L’articolo fa riferimento al discorso di Mohammad Khatami ex presidente dell’Iran letto durante gli Istanbul Seminars 2012 organizzati da ResetDoc.
Il primo elemento positivo da rilevare in questo messaggio riguarda il non detto. Esso non si sofferma – e un cambiamento in questo senso era necessario da tempo – sulla famosa teoria di Huntington sullo scontro di civiltà, il cui debole impianto è stato smentito dai fatti. Lo scontro non è inevitabile e, come sostiene il presidente Khatami, il dialogo è possibile e necessario.
Ma non voglio tanto perorare la causa del dialogo, quanto mettere in luce le insidie che esso comporta, prima tra tutte la paura. Paura di quel che viene percepito non solo come diverso, ma anche come una minaccia (o, per meglio dire, come una minaccia perché diverso). Da questo punto di vista l’ignoranza è dilagante e la conoscenza reciproca può essere di grande aiuto, anche se non da sola non è sufficiente.
E oggi dobbiamo fare i conti con un nuovo ostacolo al dialogo che, paradossalmente, coincide con la globalizzazione. Dico «paradossalmente» perché, a prima vista, la globalizzazione dovrebbe promuovere i contatti, favorire la conoscenza reciproca e facilitare il dialogo, mentre la sensazione diffusa – e non senza ragione – è che essa comporti una perdita di controllo sulle nostre vite. Le decisioni che ci riguardano vengono prese altrove e le istituzioni democratiche sorte all’interno delle comunità locali o dello Stato nazione hanno difficoltà a proiettarsi a livello globale. La democrazia globale è un’aspirazione, non un dato di fatto.

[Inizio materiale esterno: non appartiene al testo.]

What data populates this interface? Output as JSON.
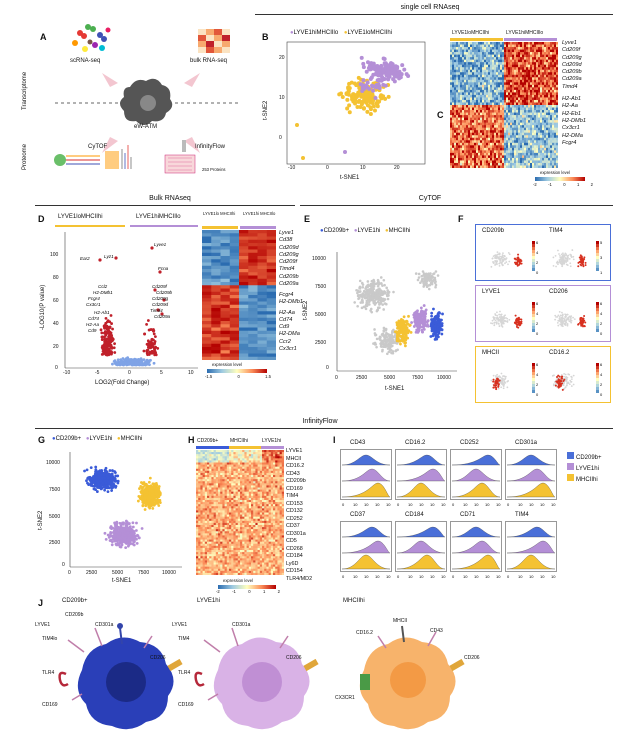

Di qui il ritorno della questione dell’identità; un’identità che spesso assume un carattere ideologico perché considerata esclusiva, singolare e antagonista rispetto a tutte le altre. Così, ci si dimentica che essa è frutto – storicamente e antropologicamente – di un continuo scambio e dialogo con l’altro. E che gli esseri umani sono necessariamente definiti, come hanno sottolineato Amin Maalouf e Amartya Sen, da una pluralità di identità. Il fatto è che la paura degli spazi aperti della globalizzazione viene sfruttata sul piano politico da demagoghi che abilmente fomentano le ostilità e agitano lo spettro della diversità – sia essa culturale, religiosa o razziale –, descrivendo l’immigrazione come un’invasione.
Tutto ciò è ulteriormente amplificato dall’attuale crisi economica, che offre ai populisti reazionari l’occasione di rappresentare i problemi politici ed economici in termini di giochi a somma zero. Lo spazio per la solidarietà si restringe, il rischio di violenze aumenta e tutti coloro che credono nella necessità e nella possibilità del dialogo devono raddoppiare gli sforzi.
Primo, come suggerisce giustamente il presidente Khatami, occorre un serio impegno sul piano culturale per promuovere la conoscenza reciproca andando oltre i vincoli del multiculturalismo e dell’assimilazione, con un approccio autenticamente multiculturale e cosmopolita.
Secondo, bisogna fare i conti con le condizioni materiali, ossia il peggioramento della situazione socioeconomica e la perdita di potere politico, che rendono difficile il dialogo e alimentano le divisioni identitarie. La crescente disuguaglianza che caratterizza la nostra epoca non favorisce in alcun modo il dialogo.
Terzo, se è vero che, sul piano internazionale, il dialogo porta alla pace, non bisogna dimenticare che è vero anche il contrario, nel senso che senza la pace il dialogo rischia di diventare una pia illusione.
In conclusione, la promozione del dialogo è un’evidente priorità umana, ma comporta anche una serie di difficoltà. Filosofi e autorità religiose, ma anche economisti, politici e persino diplomatici, hanno davanti a sé un lavoro enorme.